Onze histoires de solitude
Écrites entre 1951 et 1961, les onze nouvelles du recueil traitent de ce mal intemporel qu'est la solitude. La grande majorité des personnages de Richard Yates est composée d'outsiders, d'incompris qui sont rejetés par la communauté qu'ils tentent désespérément d'intégrer.
Que ce soit dans l'armée (« Quand Jimmy reverra sa brune »), à l'école (« Le docteur jeu de quilles »), dans la rédaction d'un journal (« Contre les requins ») ou dans un hôpital (« Fini l'an 'ieux, 'ive l'an neuf! »), ils luttent pour trouver leur place dans la société.
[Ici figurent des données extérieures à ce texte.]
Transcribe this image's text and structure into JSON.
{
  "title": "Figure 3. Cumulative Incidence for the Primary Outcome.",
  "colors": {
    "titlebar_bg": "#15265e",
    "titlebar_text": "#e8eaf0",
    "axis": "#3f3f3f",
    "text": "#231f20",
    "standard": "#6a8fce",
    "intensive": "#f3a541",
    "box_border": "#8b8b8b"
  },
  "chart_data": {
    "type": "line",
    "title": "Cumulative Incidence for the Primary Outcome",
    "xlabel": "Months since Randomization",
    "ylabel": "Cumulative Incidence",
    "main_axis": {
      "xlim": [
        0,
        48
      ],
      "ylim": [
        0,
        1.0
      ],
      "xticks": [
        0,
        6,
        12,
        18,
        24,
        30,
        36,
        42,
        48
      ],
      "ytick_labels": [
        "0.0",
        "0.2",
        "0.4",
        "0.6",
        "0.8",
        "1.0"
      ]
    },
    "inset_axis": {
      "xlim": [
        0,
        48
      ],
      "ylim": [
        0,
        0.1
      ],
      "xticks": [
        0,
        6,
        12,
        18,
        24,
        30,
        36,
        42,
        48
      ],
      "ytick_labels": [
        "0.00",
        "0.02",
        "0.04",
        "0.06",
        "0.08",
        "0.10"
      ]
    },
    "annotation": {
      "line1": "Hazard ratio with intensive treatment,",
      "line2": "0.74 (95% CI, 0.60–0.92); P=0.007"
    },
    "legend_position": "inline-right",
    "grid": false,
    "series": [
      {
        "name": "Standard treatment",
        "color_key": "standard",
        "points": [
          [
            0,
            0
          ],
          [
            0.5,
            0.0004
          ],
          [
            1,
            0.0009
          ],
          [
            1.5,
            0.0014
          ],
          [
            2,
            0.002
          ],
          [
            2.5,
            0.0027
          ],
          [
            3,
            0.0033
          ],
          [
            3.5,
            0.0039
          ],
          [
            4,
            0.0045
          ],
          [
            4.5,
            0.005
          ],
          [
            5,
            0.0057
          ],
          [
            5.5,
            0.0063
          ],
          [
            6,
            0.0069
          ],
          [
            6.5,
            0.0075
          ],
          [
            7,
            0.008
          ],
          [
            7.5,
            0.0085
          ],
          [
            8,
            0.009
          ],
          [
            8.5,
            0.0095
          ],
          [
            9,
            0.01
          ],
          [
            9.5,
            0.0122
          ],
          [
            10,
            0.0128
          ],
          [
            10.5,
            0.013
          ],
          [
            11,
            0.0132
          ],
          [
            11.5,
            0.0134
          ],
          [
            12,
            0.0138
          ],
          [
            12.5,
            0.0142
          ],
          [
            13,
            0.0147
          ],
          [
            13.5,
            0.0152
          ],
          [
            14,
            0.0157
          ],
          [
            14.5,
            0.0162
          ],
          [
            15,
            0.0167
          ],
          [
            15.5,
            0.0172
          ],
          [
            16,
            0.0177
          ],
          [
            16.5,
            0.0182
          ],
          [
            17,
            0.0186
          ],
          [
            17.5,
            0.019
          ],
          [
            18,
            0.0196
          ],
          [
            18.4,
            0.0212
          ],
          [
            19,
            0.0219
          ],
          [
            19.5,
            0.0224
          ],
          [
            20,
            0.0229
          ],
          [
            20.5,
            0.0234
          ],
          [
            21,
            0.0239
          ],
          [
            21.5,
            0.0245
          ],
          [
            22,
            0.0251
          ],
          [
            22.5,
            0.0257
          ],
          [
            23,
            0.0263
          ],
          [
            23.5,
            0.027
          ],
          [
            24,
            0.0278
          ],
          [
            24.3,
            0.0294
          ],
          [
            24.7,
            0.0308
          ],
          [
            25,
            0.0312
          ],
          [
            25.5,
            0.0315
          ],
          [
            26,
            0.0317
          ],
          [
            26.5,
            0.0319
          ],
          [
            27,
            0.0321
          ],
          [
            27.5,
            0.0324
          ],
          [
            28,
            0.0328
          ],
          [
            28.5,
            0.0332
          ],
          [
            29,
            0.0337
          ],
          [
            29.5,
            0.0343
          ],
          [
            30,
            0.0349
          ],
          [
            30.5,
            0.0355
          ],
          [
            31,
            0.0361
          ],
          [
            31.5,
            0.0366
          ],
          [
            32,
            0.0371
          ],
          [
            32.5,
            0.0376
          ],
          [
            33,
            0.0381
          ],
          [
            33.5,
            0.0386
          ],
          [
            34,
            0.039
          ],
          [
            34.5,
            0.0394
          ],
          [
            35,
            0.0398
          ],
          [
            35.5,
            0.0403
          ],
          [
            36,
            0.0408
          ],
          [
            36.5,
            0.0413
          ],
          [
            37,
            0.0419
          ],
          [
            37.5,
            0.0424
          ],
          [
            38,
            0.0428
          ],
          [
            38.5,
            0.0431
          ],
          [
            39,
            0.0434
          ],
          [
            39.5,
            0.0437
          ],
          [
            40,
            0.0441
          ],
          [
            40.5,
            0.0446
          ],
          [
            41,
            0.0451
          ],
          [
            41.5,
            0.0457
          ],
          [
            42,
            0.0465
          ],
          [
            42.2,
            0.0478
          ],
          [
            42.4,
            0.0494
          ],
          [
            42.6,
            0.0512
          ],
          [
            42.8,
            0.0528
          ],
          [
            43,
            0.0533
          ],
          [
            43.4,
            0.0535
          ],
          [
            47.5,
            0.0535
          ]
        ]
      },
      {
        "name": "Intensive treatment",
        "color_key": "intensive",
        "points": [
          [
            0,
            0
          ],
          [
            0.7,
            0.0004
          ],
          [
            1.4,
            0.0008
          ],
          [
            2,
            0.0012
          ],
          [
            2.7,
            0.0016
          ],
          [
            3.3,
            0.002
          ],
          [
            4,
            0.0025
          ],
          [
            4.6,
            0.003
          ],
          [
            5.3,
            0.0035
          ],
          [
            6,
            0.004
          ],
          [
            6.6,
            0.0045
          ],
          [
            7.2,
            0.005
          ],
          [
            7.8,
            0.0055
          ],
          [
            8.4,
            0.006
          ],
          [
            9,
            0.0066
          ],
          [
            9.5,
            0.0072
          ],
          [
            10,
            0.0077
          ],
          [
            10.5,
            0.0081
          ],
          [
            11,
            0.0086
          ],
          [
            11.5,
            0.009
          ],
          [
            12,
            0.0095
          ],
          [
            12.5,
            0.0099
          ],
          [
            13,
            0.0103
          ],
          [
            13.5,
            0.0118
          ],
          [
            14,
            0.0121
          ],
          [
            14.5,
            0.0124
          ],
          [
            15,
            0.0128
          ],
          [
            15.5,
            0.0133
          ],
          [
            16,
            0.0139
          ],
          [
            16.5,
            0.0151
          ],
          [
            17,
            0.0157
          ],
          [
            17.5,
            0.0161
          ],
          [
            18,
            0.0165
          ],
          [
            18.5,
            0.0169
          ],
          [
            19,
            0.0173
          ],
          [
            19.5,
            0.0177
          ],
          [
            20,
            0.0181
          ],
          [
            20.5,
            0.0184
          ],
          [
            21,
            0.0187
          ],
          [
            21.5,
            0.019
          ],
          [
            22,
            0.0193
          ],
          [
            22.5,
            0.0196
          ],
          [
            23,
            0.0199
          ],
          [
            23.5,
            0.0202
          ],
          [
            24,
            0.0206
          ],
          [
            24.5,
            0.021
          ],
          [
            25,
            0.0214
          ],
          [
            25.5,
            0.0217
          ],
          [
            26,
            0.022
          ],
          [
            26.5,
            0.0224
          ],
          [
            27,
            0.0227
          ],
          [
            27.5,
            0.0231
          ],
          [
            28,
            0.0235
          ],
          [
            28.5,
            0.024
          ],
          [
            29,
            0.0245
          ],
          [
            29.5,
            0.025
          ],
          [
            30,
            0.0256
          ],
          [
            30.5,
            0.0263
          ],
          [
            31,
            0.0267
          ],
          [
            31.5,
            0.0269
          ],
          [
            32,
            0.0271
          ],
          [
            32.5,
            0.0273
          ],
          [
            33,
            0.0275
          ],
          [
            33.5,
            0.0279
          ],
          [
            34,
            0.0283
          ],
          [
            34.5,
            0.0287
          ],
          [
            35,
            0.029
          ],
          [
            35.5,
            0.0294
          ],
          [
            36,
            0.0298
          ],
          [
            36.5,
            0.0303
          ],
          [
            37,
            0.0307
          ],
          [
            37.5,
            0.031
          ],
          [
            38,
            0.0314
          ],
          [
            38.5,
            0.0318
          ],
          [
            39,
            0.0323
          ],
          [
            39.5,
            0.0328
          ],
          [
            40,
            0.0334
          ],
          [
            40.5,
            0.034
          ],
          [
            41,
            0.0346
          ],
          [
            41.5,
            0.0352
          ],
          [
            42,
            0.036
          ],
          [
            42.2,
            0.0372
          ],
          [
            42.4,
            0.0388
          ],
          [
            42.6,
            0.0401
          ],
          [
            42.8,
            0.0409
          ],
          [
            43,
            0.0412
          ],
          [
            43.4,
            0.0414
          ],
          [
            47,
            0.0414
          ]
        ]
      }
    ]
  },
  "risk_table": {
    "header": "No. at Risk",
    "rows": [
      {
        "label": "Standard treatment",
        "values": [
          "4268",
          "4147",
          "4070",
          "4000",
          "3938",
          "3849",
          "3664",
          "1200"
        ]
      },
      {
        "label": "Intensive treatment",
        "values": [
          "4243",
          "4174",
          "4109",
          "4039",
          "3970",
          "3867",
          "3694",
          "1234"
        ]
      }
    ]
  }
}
Comme le disait l'auteur, ceux qui réussissent ne l'intéressent pas. Jamais méchant mais sans concession, il préfère pointer les failles d'hommes et de femmes ordinaires souvent victimes des circonstances.
Dans ces nouvelles finement aiguisées et dont les mots sont délicatement choisis, il met aussi en lumière une époque particulière de l'Amérique. Celle où le rêve américain se réalisait enfin et, en même temps, où il commençait pour certains à sonner faux. C'est l'après-guerre, la naissance des banlieues, le conformisme. Les soldats reviennent traumatisés mais sont censés agir comme si tout allait bien. Les jeunes s'accrochent difficilement aux plus basses marches de l'échelle sociale. Ils sont coincés dans des mariages insatisfaisants où la femme, si elle n'est pas secrétaire pour aider aux fins de mois difficiles, attend sagement son mari à la maison (« Sans peur et sans reproche » et « Tout le bonheur du monde »). Enfin, c'est le temps des martinis, des pianos-jazz où il règne comme un arrière-goût de l'époque fitzgeraldienne (« Un pianiste de jazz formidable »).